Respiration, Appogio et Soutien

Article publié en 2018 - Modifié en 2021, 2022

Introduction

Je me souviens du premier cours d’Ana qui me dit rapidement que « de toute façon, elle n’a pas une bonne technique vocale: elle ne fait pas d’exercices de respiration et donc ne sait pas ‘respirer par le ventre‘, ‘respirer avec son diaphragme».

Pourquoi pense t-elle cela? Réponse: elle a regardé des vidéos sur YouTube qui expliquent comment respirer pour « mieux » chanter, travailler son ‘soutien vocal’, donne des ‘exercices de respiration‘ et elle n’arrive pas/ne sait pas le faire ou l’utiliser dans son chant.

Je m’intéresse alors à la vidéo qu’Ana a regardée pour la décortiquer avec elle. Disons-le d’emblée, cette vidéo et son contenu ne sont pas un exemple isolé. C’est un discours assez mainstream sur la respiration.
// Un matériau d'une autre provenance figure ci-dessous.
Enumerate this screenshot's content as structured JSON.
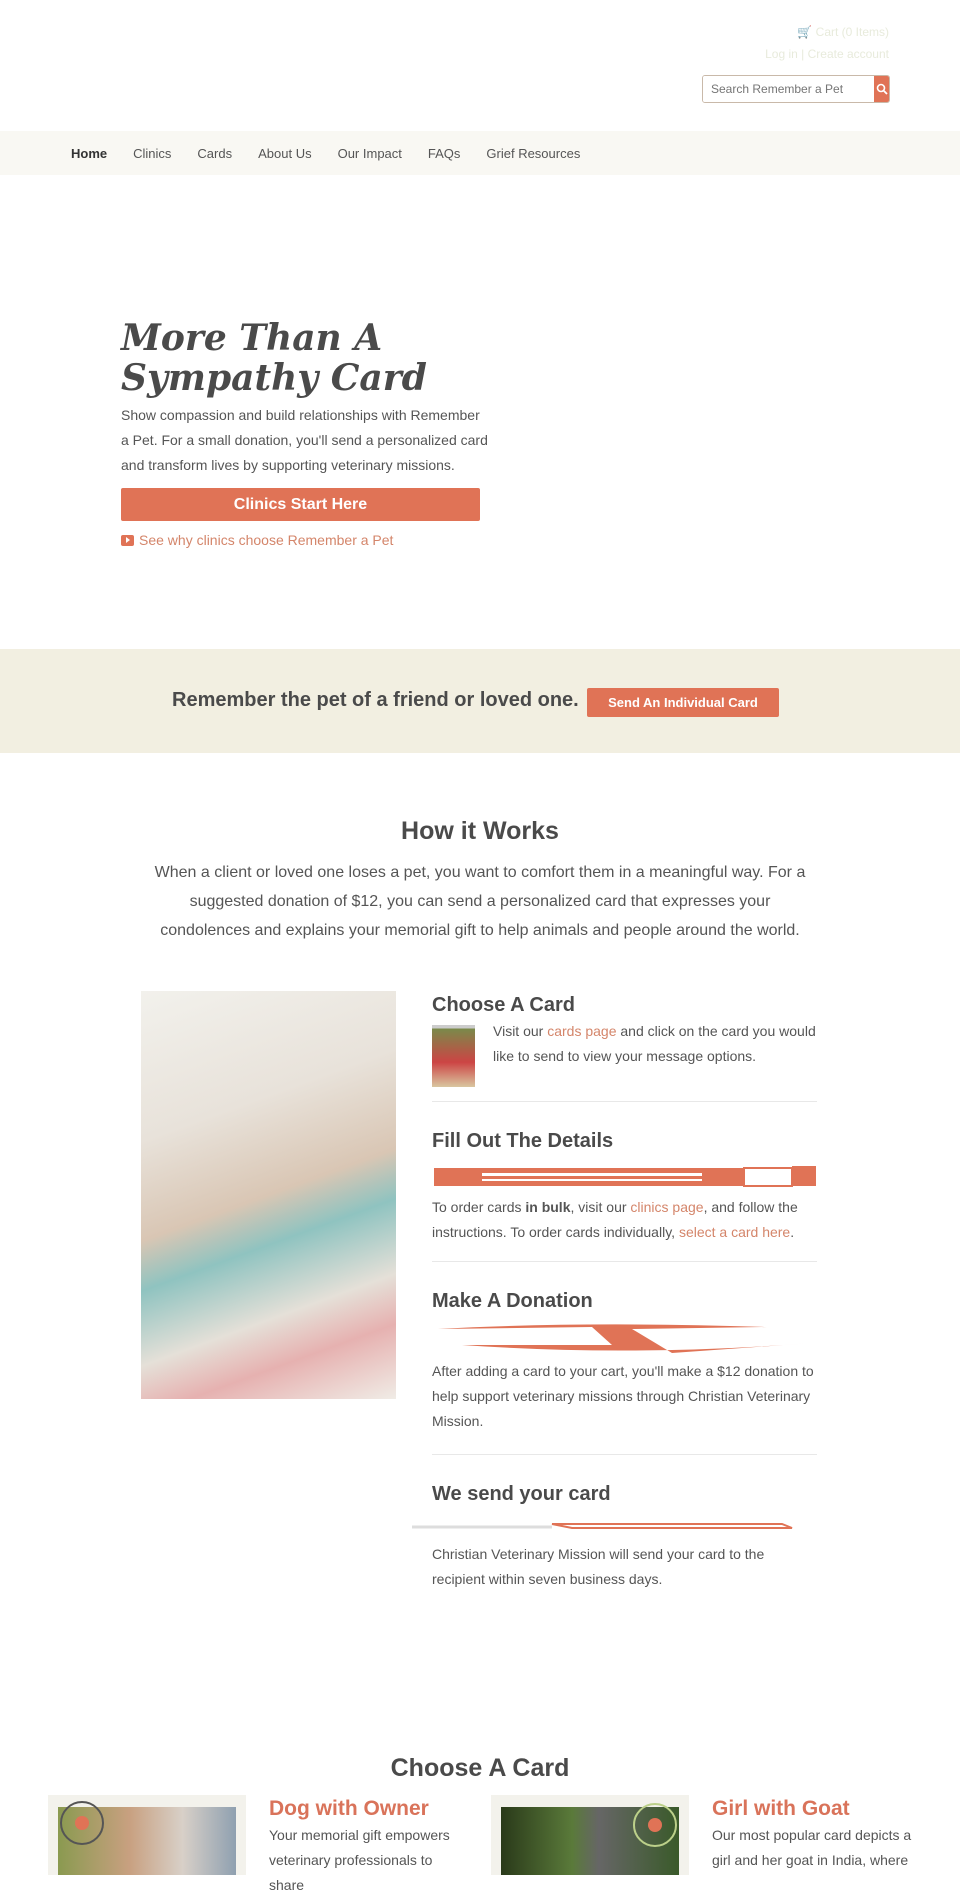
{
  "header": {
    "cart": "Cart (0 Items)",
    "login": "Log in",
    "separator": "|",
    "create_account": "Create account",
    "search_placeholder": "Search Remember a Pet"
  },
  "nav": {
    "items": [
      "Home",
      "Clinics",
      "Cards",
      "About Us",
      "Our Impact",
      "FAQs",
      "Grief Resources"
    ],
    "active": "Home"
  },
  "hero": {
    "title_line1": "More Than A",
    "title_line2": "Sympathy Card",
    "text": "Show compassion and build relationships with Remember a Pet. For a small donation, you'll send a personalized card and transform lives by supporting veterinary missions.",
    "button": "Clinics Start Here",
    "video_link": "See why clinics choose Remember a Pet"
  },
  "band": {
    "text": "Remember the pet of a friend or loved one.",
    "button": "Send An Individual Card"
  },
  "how": {
    "title": "How it Works",
    "text": "When a client or loved one loses a pet, you want to comfort them in a meaningful way. For a suggested donation of $12, you can send a personalized card that expresses your condolences and explains your memorial gift to help animals and people around the world."
  },
  "steps": [
    {
      "title": "Choose A Card",
      "pre": "Visit our ",
      "link": "cards page",
      "post": " and click on the card you would like to send to view your message options."
    },
    {
      "title": "Fill Out The Details",
      "p1": "To order cards ",
      "bold": "in bulk",
      "p2": ", visit our ",
      "link1": "clinics page",
      "p3": ", and follow the instructions. To order cards individually, ",
      "link2": "select a card here",
      "p4": "."
    },
    {
      "title": "Make A Donation",
      "text": "After adding a card to your cart, you'll make a $12 donation to help support veterinary missions through Christian Veterinary Mission."
    },
    {
      "title": "We send your card",
      "text": "Christian Veterinary Mission will send your card to the recipient within seven business days."
    }
  ],
  "cards_section": {
    "title": "Choose A Card",
    "cards": [
      {
        "title": "Dog with Owner",
        "text": "Your memorial gift empowers veterinary professionals to share"
      },
      {
        "title": "Girl with Goat",
        "text": "Our most popular card depicts a girl and her goat in India, where"
      }
    ],
    "stamp": "REMEMBER A PET"
  },
  "colors": {
    "accent": "#e07356",
    "band": "#f2efe1",
    "nav_bg": "#f9f8f3"
  }
}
Reprenons quelques phrases de cette vidéo:

Table des matières

"On dit souvent que pour bien chanter, il faut d’abord savoir bien respirer"

Oui, et c’est une erreur. La pédagogie du chant a, pendant longtemps et encore beaucoup aujourd’hui, mis l’accent sur la respiration et le ‘soutien’ comme base pour “bien chanter” au détriment d’autres aspects tout aussi importants.
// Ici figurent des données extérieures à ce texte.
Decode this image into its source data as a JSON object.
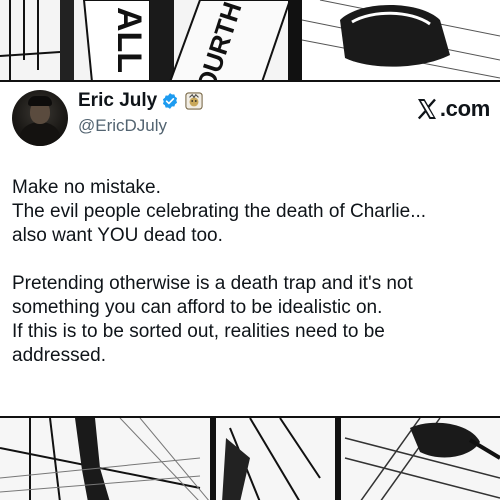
{
  "tweet": {
    "display_name": "Eric July",
    "handle": "@EricDJuly",
    "source_label": ".com",
    "verified_icon": "verified-badge-icon",
    "affiliation_icon": "affiliation-badge-icon",
    "paragraphs": [
      {
        "lines": [
          "Make no mistake.",
          "The evil people celebrating the death of Charlie...",
          "also want YOU dead too."
        ]
      },
      {
        "lines": [
          "Pretending otherwise is a death trap and it's not",
          "something you can afford to be idealistic on.",
          "If this is to be sorted out, realities need to be",
          "addressed."
        ]
      }
    ]
  },
  "strip_top": {
    "sign_text": "FOURTH W",
    "small_text": "ALL"
  },
  "colors": {
    "text": "#0f1419",
    "secondary": "#536471",
    "verified": "#1d9bf0"
  }
}
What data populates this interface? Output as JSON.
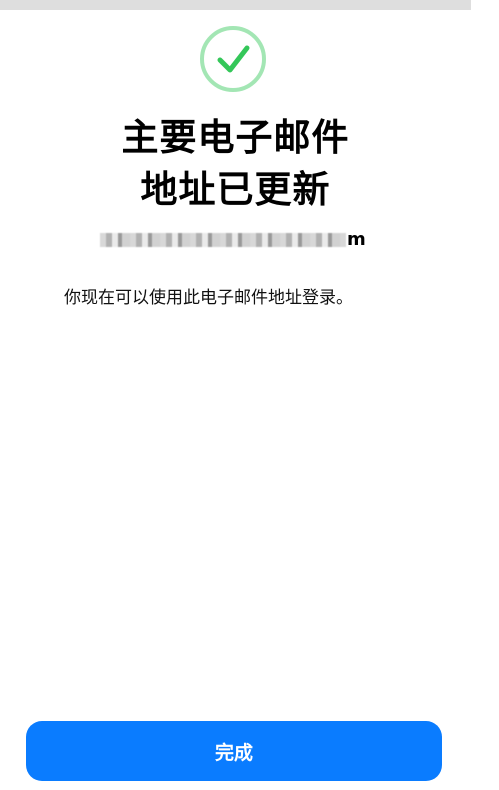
{
  "status": {
    "icon": "checkmark-circle-icon",
    "color": "#34c759"
  },
  "title_lines": [
    "主要电子邮件",
    "地址已更新"
  ],
  "email": {
    "visible_suffix": "m"
  },
  "message": "你现在可以使用此电子邮件地址登录。",
  "button": {
    "label": "完成",
    "color": "#0a7cff"
  },
  "colors": {
    "accent": "#0a7cff",
    "success": "#34c759",
    "text": "#000000",
    "background": "#ffffff"
  }
}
La fonction respiratoire travaille en synergie avec d’autres, dans la phonation. Même dans une vision très simpliste d’une vibration des plis vocaux (les cordes vocales) sous l’effet de la pression d’air, on ne peut ignorer du cerveau, une planification pas à pas à partir des retours sensoriels prélevés à différents endroits, au cours de la production vocale. Autrement dit, le système nerveux réajuste sans cesse à différents niveaux du conduit vocal (et ailleurs). 

« Apprendre à respirer », faire des « exercices de respiration » en dehors de toute phonation, c’est à dire isoler le geste respiratoire du chant peut s’avérer profitable dans une optique de prise de conscience de ce que l’on fait, mais guère plus.

D’un point de vue pédagogique, mettre trop l’accent sur une « bonne » manière de respirer crée plus de stress qu’autre chose chez l’apprenti chanteur.

L’asphyxier avec sa respiration est contreproductif.

"Je suis toujours étonné de voir le peu de liberté que chacun s'autorise, cette manière de coller sa respiration à la vitre des conventions.”
Christian Bobin

"Pour chanter, on utilise une technique qu’on appelle la respiration abdominale"

Qui est « on »? Le chant est probablement selon les archéologues, la première forme de musique. Nos ancêtres néandertaliens (et même vont!) chantaient déjà en essayant d’imiter des sons de la nature: le bruit du vent ou de l’eau, le chant des oiseaux et des baleine ou le cris d’un prédateur (qui eux-mêmes se fichent bien de leur respiration abdominale, soit dit en passant). 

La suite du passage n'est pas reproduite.